We all waited with baited breath for EMI's reaction which came quickly and positively a few days later and after the usual lengthy negotiations between lawyers, we finally put pen to paper and signed our first recording contract. It's ironic because EMI had actually turned us down a couple of months before Nick Rhodes got involved......but hey it didn't matter any more, now we had a record deal and boy did it feel good.
From this point things moved pretty fast and thankfully we were more than ready, we had the songs, the image, the musicianship, the determination which I suppose meant to a huge conglomerate like EMI, we were ripe for the picking as a new marketable product. It's funny, but if someone had said to me that night before I left my flat to go to work at the club, "tonight you will meet Nick Rhodes and it will change your life" I would have said, "get outta here"......but change it did and everything we had worked for, everything I had dreamed of for years, suddenly started taking shape.
It was agreed that music production on our first recordings would be done by Nick Rhodes & Colin Thurston (Duran Duran's producer). EMI also suggested we go on the road supporting a band called 'Fashion' who were being tipped for big success at the time (which alas never came) but the tour was important because it gave us a chance to play every night, perform in front of an audience and solidify our musician/performance skills needed to sustain any career that might come.
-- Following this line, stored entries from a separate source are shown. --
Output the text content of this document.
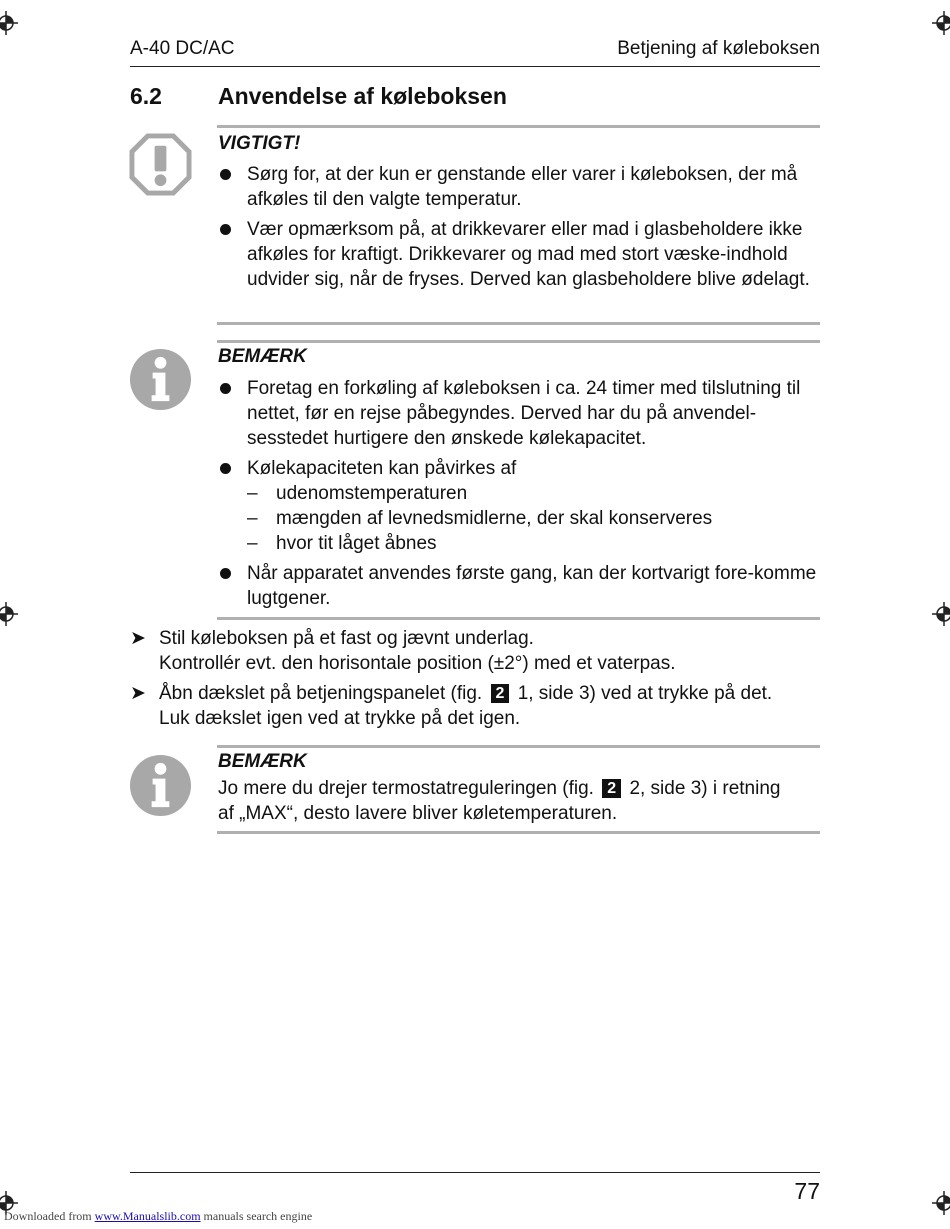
A-40 DC/AC	Betjening af køleboksen
6.2 Anvendelse af køleboksen
VIGTIGT!
Sørg for, at der kun er genstande eller varer i køleboksen, der må afkøles til den valgte temperatur.
Vær opmærksom på, at drikkevarer eller mad i glasbeholdere ikke afkøles for kraftigt. Drikkevarer og mad med stort væske-indhold udvider sig, når de fryses. Derved kan glasbeholdere blive ødelagt.
BEMÆRK
Foretag en forkøling af køleboksen i ca. 24 timer med tilslutning til nettet, før en rejse påbegyndes. Derved har du på anvendel-sesstedet hurtigere den ønskede kølekapacitet.
Kølekapaciteten kan påvirkes af
– udenomstemperaturen
– mængden af levnedsmidlerne, der skal konserveres
– hvor tit låget åbnes
Når apparatet anvendes første gang, kan der kortvarigt fore-komme lugtgener.
➤ Stil køleboksen på et fast og jævnt underlag.
Kontrollér evt. den horisontale position (±2°) med et vaterpas.
➤ Åbn dækslet på betjeningspanelet (fig. 2 1, side 3) ved at trykke på det.
Luk dækslet igen ved at trykke på det igen.
BEMÆRK
Jo mere du drejer termostatreguleringen (fig. 2 2, side 3) i retning
af „MAX“, desto lavere bliver køletemperaturen.
77
Downloaded from www.Manualslib.com manuals search engine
We also started building up a strong fan base which would later be crucial when fans would buy our debut single that helped the record to chart.
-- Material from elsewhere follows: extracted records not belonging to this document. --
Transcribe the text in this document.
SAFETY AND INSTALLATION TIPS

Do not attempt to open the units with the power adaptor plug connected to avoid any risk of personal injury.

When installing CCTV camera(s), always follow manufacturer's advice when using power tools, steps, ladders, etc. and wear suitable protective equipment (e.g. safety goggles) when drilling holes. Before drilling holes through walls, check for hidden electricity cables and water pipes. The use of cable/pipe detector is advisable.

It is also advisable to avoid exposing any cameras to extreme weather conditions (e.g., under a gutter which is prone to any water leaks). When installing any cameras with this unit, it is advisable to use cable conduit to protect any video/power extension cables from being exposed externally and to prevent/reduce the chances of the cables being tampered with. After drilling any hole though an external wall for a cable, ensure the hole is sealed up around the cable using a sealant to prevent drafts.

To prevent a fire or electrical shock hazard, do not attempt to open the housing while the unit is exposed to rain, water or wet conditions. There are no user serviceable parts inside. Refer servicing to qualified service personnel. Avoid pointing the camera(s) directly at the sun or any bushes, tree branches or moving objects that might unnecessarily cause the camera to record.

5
About six months before 'Too Shy' was released, there was yet another important piece to fit into the jigsaw puzzle, I met and became good friends with successful BBC Radio presenter Paul Gambaccini. Once again I enthused about my band to someone I thought might be able to help and low and behold, it paid off. He asked me to send him a copy of our recordings to his flat but I did better than that, I went 'in person' as he only lived around the corner and lady luck shone again because, Paul immediately took a strong interest in our music, he was and still is an avid music 'fan' and thus played his own pivotal role in our little piece of pop history. His favourite song later became our second single 'Ooh to be ah'.
At the time he was about to present a new music series called 'The other side of the tracks' for the new terrestrial television network 'Channel 4' with forty minutes of the first programme being dedicated to the hugely successful artist at that time Phil Collins. Paul had the idea that in stark contrast, the final twenty minutes of the programme could focus on the struggle to launch a brand new band, enter 'Kajagoogoo'. As if that wasn't enough, the programme was also scheduled to broadcast on the Saturday night before the Monday release of our first single 'Too Shy' .
I'm sure this promotional coup must have helped fuel the marketing and promotion budgets of EMI because let's face it, in the big bad world, to get a product out to the masses, the clout of such a big corporate machine is fairly critical......and so now the stage was set for 'Kajagoogoo' to be lauched on to the world music stage.